Amid civil unrest, a cache of sensitive police data, potentially as much as 300 gigabytes, was leaked online Friday, the Juneteenth holiday.
The data, including documents from police departments across the U.S. in addition to fusion centers, and other law enforcement resources, surfaced via BlueLeaks, a WikiLeaks-esque effort via a group called DDoSecrets.
Fusion centers, set up in the wake of the creation of the Department of Homeland Security, are designed to serve as an intermediary between law enforcement and State, Local, Tribal and Territorial (SLTT), federal and private sector partners. The centers - there are 40 state owned and operated centers in total - parse anti-terrorism data, in addition to criminal intelligence, public and private sector data to identify threats.
According to a report via KrebsOnSecurity this morning that cites internal analysis by the National Fusion Center Association from June 20, the leaked data is legitimate.
According to a post by the DDoSecrets group on Twitter Friday, the information contains "10 years of data from over 200 police departments, fusion centers and other law enforcement training and support resources."

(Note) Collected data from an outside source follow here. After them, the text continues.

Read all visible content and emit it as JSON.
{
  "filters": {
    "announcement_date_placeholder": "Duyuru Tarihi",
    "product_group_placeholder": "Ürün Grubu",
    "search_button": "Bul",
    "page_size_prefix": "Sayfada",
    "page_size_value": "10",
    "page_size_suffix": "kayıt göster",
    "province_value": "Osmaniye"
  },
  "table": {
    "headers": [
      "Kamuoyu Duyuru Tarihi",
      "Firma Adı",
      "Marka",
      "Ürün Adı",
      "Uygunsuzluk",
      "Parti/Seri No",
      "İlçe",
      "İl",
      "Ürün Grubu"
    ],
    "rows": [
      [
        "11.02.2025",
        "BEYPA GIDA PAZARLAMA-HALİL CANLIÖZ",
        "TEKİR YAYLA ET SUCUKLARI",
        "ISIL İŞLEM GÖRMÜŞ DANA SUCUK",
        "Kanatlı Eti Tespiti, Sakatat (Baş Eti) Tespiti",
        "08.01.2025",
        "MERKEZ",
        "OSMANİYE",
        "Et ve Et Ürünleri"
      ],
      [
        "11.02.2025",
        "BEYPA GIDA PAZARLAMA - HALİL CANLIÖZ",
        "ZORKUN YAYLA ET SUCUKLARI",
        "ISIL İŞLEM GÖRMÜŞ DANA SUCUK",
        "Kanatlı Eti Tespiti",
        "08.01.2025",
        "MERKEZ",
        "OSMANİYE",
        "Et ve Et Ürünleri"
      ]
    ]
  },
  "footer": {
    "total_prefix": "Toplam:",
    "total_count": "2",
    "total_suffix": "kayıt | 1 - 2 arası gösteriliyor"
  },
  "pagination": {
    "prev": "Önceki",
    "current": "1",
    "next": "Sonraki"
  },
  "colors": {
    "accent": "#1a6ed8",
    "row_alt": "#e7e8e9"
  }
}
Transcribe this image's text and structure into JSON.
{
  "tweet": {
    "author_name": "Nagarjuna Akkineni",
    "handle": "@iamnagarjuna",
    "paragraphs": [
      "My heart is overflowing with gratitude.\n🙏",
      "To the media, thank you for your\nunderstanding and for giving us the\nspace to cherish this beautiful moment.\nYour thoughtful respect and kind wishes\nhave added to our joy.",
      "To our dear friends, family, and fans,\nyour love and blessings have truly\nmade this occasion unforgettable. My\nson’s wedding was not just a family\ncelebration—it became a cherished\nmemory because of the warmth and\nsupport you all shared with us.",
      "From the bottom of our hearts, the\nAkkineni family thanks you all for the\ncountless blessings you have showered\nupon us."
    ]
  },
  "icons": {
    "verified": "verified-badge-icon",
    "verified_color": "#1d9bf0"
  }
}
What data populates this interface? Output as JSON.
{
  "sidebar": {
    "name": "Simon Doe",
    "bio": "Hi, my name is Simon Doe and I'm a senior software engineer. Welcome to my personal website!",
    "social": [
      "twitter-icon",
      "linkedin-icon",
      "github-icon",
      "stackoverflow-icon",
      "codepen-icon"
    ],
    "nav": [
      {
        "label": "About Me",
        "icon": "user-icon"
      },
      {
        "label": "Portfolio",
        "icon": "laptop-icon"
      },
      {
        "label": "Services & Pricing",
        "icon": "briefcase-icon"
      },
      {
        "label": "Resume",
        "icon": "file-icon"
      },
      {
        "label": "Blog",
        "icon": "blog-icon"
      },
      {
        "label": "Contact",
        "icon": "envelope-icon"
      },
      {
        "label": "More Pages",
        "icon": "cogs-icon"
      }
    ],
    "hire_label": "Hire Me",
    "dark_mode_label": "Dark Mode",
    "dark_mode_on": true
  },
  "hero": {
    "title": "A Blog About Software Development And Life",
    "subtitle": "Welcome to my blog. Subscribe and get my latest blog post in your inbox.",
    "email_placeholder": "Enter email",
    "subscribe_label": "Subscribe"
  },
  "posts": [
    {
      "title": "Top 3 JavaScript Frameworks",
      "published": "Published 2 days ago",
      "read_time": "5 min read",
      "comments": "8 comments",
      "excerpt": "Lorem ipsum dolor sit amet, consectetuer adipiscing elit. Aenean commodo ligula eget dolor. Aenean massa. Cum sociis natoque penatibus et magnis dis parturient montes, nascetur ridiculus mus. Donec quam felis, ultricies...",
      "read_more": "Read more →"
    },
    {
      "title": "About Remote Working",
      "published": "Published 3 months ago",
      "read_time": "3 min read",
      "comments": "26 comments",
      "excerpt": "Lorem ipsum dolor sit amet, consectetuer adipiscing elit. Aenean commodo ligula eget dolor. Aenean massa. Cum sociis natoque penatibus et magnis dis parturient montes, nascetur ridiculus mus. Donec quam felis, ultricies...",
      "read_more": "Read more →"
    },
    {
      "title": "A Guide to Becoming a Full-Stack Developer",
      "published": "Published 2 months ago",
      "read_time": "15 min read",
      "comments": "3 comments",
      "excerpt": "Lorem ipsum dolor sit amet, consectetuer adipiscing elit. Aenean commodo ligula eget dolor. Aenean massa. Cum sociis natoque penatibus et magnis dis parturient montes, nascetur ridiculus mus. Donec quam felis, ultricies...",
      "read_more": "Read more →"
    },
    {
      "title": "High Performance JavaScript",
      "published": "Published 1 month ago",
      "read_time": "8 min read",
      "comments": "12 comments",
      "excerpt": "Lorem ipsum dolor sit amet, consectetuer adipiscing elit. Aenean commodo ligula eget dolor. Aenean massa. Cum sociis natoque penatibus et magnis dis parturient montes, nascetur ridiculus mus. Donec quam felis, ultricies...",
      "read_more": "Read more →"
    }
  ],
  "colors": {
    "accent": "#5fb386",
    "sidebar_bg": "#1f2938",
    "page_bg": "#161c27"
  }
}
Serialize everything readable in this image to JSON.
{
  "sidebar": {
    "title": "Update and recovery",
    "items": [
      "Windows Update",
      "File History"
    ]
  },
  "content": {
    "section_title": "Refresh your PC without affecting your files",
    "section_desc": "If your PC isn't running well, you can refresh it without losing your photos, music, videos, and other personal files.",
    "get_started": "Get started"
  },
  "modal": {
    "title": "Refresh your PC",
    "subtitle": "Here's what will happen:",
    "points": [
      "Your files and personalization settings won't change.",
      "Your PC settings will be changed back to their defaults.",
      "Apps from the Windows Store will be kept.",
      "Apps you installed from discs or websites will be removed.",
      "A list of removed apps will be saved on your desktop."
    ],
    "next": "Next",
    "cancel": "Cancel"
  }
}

KrebsonSecurity notes the data actually dates back 24 years, from August 1996 until just recently, June 19, 2020. According to the NFCA, the information includes names, email addresses, phone numbers, PDF documents, images, in addition to text, video, CSV, and ZIP files.
The NFCA added that the data looks like it's from Netsential, a Houston-based web hosting company that works with US law enforcement agencies and fusion centers.
“Preliminary analysis of the data contained in this leak suggests that Netsential, a web services company used by multiple fusion centers, law enforcement, and other government agencies across the United States, was the source of the compromise,” the NFCA wrote, according to KrebsonSecurity. “Netsential confirmed that this compromise was likely the result of a threat actor who leveraged a compromised Netsential customer user account and the web platform’s upload feature to introduce malicious content, allowing for the exfiltration of other Netsential customer data.”
The leaked data also includes emails, attachments - information including ACH routing numbers, international bank account numbers, personally identifiable information, images of suspects in requests for information, and other reports, according to the NFCA.
The group behind the leak, formed in December 2018, calls itself a transparency collective led by journalists "aimed at enabling the free transmission of data in the public interest."
Yet while DDoSecrets posted the information, it was little unclear right off the bat, where it got it from. An interview in WIRED today with Emma Best, DDOSecrets founder, cleared that up: The files came from someone either affiliated with or representing Anonymous, the decentralized international activist group. If true, it’s the group’s most public act of hacktivism in a decade and could be a sign of things to come.